Was I really in love with Jorge? Why couldn’t I just turn the page and move on? Analyzing something to death is stupid. Maybe there are no emotions that last a lifetime. Maybe I’d just gotten tired of him. As my father says, the problem is when there are children—and we didn’t have children. There was no reason to be so dramatic about it. The worst thing about a separation isn’t the pain and grief that grips your stomach for months afterwards, it’s the utterly gobsmacked look you wander around with when someone leaves you. I didn’t want to think about that too much because I felt guilty about leaving Jorge. I wanted to think about pleasant things. I was on Bea’s roof, in my own neighborhood. Night was falling over the rooftops and tiny points of light were beginning to shine forth from the houses. A pair of sparrows winged their way energetically overhead, frightened by the blare of a car horn.

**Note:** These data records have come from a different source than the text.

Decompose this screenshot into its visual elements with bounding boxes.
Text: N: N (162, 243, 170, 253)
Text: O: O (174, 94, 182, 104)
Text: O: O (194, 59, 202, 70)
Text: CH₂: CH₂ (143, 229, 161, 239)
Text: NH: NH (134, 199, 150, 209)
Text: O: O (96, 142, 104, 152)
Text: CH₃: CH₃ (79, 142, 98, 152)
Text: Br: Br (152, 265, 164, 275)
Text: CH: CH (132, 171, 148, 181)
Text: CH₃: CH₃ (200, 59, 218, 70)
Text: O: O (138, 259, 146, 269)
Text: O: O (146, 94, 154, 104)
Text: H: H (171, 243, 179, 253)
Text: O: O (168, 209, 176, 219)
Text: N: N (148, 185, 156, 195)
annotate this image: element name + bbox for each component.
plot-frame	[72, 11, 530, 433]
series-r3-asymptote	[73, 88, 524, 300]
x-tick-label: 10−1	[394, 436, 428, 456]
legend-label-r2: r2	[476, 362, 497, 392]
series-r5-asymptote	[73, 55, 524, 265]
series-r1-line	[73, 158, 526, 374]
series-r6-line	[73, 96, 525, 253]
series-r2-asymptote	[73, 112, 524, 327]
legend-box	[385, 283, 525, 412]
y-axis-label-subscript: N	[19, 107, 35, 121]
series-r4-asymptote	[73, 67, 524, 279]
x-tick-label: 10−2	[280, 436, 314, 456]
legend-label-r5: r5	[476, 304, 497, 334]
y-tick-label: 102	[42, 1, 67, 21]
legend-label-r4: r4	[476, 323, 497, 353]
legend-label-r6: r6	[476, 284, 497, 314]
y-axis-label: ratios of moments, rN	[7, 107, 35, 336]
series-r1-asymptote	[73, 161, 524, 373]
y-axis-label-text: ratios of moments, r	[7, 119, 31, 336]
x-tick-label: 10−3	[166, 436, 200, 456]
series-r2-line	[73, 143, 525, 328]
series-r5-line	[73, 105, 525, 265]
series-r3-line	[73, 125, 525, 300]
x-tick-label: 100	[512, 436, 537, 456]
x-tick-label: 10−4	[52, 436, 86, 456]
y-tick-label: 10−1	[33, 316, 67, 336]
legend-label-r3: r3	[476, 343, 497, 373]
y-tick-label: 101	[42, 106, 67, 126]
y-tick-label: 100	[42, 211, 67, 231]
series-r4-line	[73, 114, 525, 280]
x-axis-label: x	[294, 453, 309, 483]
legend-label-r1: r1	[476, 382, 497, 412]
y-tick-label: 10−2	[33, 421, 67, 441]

“A vacation will do you good. It’s late; we should say goodnight,” she said kindly.
When we reached the landing, she pulled a little gold box out of her pocket. It contained a small red stone. My eyes opened wide.
“This is for you. If you ever feel sad, rub your fingers over it, Mónica. It will be your distress signal, your way of letting me know you need my help. It’s from Mars. Don’t give it away to anyone and always keep it with you because it will have a beneficial effect on you. Its power will always be with you. Magician’s honor!”